Disputa sin destiempo | 5 de Septiembre.

La mitad de los hombres en la actualidad se reconocen como metrosexuales./Foto: Internet

Corría el año 1978. Recuerdo era una clase vespertina de Historia en la Escuela Vocacional Ernesto Che Guevara y la profesora regañó al discípulo por sacar un peine de los más grandes, pues según ella, dijo en voz alta que lo consideraba “de mujer”.

Entonces el aludido, con el matiz rebelde de adolescente, preguntó: ¿Dónde lo dice? El rostro de la docente quedó atónito, y lo guardé en la memoria con una mezcla de estupor ante la juvenil irreverencia y ambivalentes conceptos sobre la moda y los jóvenes, cuyas disputas siempre están en boga.

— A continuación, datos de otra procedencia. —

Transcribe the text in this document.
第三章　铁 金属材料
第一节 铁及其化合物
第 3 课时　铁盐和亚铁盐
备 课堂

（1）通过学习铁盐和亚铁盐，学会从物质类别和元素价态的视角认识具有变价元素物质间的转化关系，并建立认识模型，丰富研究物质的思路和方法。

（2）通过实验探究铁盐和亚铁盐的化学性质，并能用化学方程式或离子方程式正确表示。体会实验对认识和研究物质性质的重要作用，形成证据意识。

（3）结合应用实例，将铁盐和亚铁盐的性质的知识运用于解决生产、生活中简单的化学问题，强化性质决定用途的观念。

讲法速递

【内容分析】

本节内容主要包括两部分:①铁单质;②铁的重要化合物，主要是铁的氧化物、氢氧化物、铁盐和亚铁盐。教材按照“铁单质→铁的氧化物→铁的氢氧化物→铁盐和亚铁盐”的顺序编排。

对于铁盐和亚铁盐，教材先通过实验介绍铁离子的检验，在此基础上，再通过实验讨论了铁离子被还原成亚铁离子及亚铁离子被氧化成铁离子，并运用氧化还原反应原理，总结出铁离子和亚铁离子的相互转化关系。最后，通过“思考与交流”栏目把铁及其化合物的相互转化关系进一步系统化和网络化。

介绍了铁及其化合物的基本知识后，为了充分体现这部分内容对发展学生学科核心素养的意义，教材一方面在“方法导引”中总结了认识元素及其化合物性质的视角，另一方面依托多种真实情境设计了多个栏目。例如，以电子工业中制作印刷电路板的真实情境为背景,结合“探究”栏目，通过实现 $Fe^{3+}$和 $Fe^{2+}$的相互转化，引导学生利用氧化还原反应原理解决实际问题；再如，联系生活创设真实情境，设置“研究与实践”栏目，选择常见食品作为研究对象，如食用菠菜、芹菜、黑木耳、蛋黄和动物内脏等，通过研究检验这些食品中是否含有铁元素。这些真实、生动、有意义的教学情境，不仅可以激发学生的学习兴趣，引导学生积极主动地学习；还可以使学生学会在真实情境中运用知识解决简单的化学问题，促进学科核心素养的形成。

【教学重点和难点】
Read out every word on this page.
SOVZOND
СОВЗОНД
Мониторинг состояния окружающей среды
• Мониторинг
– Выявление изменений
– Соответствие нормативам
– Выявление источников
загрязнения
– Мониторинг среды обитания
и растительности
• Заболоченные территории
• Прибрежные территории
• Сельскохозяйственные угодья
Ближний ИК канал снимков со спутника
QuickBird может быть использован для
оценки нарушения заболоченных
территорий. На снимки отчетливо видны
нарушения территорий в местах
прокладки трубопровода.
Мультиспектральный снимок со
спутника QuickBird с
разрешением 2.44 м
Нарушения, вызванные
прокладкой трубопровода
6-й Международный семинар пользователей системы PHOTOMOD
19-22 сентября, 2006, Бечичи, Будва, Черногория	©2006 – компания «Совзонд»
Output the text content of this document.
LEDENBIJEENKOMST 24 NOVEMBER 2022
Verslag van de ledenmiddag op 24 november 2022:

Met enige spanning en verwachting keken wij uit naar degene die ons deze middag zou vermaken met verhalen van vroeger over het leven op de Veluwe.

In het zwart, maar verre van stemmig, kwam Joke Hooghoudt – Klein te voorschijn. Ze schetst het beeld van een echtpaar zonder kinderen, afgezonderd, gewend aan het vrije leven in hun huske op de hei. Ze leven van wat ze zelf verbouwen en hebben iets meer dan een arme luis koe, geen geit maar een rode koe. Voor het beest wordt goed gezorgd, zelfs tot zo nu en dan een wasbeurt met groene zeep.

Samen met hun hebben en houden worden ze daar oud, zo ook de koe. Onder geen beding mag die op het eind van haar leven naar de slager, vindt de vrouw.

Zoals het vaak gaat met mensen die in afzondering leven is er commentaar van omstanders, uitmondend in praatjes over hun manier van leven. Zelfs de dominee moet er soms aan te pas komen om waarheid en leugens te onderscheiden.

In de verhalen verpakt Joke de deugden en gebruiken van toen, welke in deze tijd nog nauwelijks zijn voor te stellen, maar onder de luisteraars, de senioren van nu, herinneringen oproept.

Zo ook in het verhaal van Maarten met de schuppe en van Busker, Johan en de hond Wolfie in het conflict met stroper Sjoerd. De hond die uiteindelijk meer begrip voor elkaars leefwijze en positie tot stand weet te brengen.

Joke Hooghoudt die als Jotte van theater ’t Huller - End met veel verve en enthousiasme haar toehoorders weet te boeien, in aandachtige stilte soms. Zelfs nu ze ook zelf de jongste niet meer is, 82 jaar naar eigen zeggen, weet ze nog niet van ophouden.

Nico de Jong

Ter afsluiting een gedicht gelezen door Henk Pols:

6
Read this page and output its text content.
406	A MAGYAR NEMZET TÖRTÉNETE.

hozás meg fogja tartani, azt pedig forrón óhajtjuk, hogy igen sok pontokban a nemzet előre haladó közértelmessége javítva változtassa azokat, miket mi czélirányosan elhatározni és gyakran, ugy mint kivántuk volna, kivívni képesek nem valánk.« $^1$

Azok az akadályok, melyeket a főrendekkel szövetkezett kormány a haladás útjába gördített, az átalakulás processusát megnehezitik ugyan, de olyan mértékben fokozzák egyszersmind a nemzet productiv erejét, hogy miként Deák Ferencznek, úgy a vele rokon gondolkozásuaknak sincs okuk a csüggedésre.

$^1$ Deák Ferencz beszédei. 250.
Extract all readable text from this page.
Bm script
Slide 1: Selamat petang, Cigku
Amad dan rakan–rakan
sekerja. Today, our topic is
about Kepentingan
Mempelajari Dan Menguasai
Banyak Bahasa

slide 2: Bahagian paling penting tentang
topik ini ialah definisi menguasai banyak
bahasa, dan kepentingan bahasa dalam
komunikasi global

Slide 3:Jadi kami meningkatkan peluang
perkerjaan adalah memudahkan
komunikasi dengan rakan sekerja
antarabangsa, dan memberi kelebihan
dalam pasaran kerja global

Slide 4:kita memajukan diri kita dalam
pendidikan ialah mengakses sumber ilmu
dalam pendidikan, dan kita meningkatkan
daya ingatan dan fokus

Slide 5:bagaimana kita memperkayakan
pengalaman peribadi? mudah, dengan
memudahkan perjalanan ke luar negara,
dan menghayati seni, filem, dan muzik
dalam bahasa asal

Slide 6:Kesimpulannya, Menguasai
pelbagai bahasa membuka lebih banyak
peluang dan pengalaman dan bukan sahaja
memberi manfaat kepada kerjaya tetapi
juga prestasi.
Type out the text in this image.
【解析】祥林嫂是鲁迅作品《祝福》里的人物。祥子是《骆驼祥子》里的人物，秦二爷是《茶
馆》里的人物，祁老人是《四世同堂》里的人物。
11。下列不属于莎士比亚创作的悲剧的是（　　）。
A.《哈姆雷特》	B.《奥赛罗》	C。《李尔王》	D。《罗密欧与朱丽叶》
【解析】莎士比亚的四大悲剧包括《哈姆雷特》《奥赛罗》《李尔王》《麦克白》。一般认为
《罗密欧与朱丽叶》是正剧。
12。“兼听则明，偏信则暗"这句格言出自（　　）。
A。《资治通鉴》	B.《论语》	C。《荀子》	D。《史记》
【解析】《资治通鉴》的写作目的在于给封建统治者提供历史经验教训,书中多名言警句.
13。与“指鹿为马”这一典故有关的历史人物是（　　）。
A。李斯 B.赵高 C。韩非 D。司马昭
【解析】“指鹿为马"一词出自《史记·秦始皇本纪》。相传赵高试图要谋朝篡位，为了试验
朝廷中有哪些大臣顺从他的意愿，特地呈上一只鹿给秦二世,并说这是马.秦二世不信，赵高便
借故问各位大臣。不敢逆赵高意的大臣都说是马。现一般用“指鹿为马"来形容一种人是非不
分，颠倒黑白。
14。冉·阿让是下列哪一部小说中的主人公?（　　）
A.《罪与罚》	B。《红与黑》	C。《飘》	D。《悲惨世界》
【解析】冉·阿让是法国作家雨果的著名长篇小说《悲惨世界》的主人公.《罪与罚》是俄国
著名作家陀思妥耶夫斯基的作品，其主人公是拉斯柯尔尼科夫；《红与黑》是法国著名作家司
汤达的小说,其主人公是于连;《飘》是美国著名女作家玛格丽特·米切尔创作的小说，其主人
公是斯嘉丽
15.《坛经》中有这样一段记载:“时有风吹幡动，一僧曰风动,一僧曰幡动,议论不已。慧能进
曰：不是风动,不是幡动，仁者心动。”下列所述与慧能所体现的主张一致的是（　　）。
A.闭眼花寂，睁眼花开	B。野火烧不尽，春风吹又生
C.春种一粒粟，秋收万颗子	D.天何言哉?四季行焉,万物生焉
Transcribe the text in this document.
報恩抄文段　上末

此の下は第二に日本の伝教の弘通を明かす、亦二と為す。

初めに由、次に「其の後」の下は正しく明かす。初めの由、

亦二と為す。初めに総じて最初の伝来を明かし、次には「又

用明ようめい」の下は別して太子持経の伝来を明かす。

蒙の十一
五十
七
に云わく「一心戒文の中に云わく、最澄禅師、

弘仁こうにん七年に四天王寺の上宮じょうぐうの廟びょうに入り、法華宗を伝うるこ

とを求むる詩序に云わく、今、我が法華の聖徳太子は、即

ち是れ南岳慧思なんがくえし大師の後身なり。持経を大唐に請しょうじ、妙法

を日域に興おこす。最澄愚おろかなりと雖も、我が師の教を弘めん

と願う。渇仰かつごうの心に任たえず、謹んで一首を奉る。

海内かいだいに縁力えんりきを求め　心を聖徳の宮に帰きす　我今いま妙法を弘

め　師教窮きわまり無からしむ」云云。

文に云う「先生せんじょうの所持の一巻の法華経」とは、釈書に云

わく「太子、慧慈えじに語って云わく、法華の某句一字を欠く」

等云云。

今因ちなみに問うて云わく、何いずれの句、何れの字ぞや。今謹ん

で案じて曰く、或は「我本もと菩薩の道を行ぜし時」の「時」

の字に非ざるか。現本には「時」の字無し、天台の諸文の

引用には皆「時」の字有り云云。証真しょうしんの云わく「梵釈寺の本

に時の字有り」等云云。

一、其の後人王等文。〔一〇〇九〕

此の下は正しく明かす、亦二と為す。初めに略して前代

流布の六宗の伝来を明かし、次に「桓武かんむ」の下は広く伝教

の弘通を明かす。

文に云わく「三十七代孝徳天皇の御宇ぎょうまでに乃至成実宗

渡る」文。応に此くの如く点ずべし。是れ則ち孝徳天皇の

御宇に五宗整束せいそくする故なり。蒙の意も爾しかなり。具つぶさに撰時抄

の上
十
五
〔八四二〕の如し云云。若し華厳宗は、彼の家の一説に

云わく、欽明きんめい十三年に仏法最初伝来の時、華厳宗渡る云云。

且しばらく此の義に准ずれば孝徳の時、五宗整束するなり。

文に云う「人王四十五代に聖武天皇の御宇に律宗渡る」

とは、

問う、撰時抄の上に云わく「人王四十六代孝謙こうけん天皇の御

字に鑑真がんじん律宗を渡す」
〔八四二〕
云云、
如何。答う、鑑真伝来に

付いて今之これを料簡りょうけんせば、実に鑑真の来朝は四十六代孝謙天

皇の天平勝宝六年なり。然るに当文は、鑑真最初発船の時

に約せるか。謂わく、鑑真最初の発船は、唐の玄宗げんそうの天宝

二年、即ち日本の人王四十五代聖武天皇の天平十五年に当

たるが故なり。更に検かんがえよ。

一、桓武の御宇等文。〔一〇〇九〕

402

Tras cuatro décadas del citado incidente, han transcurrido cambios para estupefacción de quienes vivimos tales conservadurismos. En 1994, el periodista británico Mark Simpson acuñó con el término metrosexual, la tendencia de varones héteros a apropiarse de atributos femeninos.

A estas alturas, la escuela cubana no ha podido abducir la predilección. La etimología es composición lingüística proveniente del vocablo relacionado con “joven de metrópolis” o urbano, y la palabra sexual, sin implicaciones de orientación de género.

Vemos entonces a varones con aretes y cejas depiladas, a la postre combinados con la vestimenta escolar actualmente en nuestras escuelas. Pero no siempre las modas y el reglamento para uso del uniforme son bien llevados.

La Resolución 186, que rige estas normativas, es flexible, pues cada centro educacional adapta estas medidas teniendo en cuenta sus particularidades, y ahí caben informalidades uniformadas y hasta extremismos.

Nuestro semanario, en artículo nombrado Sin uniformar posibilidades, apuntó particularidades como el uso de las medias en las hembras, legislan “tapar el tobillo”, mientras casi todas las escuelas exigen “llegar a la rodilla”, más caras.

Salta también la contradicción entre la tolerancia de tendencias metrosexuales masculinas y propensiones del pelo bicolor en las muchachas.

Queda mucho por hacer en la conciencia tanto de educandos como de la familia y todos los sectores sociales, para defender el uniforme como símbolo y que las modas no signifiquen menoscabo de valores.

La batalla es intensa, pues enrumbar hacia equivalencias identitarias constituye un imperativo. Las desviaciones del uniforme escolar son metáforas de otros extravíos. Recientemente entrevisté a la Doctora en Ciencias Sociales Nereyda Moya Padilla, y ella refirió: “¿..Por qué un programa televisivo como el que vi hace poco, tiene que aludir a paradigmas extranjeros como Shakira y Piqué…?”

Podríamos, por ejemplo, darles más opciones a nuestros jóvenes con temas que los identifiquen con lo que aman del país en el que viven, de sus artistas, deportistas, de sus paisajes.

La paradoja entre la profesora de 1978 y las novedades contemporáneas muestran que más allá de una estética individual, de géneros, la moda marca estilos e historicidades, por eso es motivo para dialogar, para pensar más que criticar, para proponer más que imponer. No son los jóvenes los que cambian, sino los tiempos, y ahí está la eterna querella.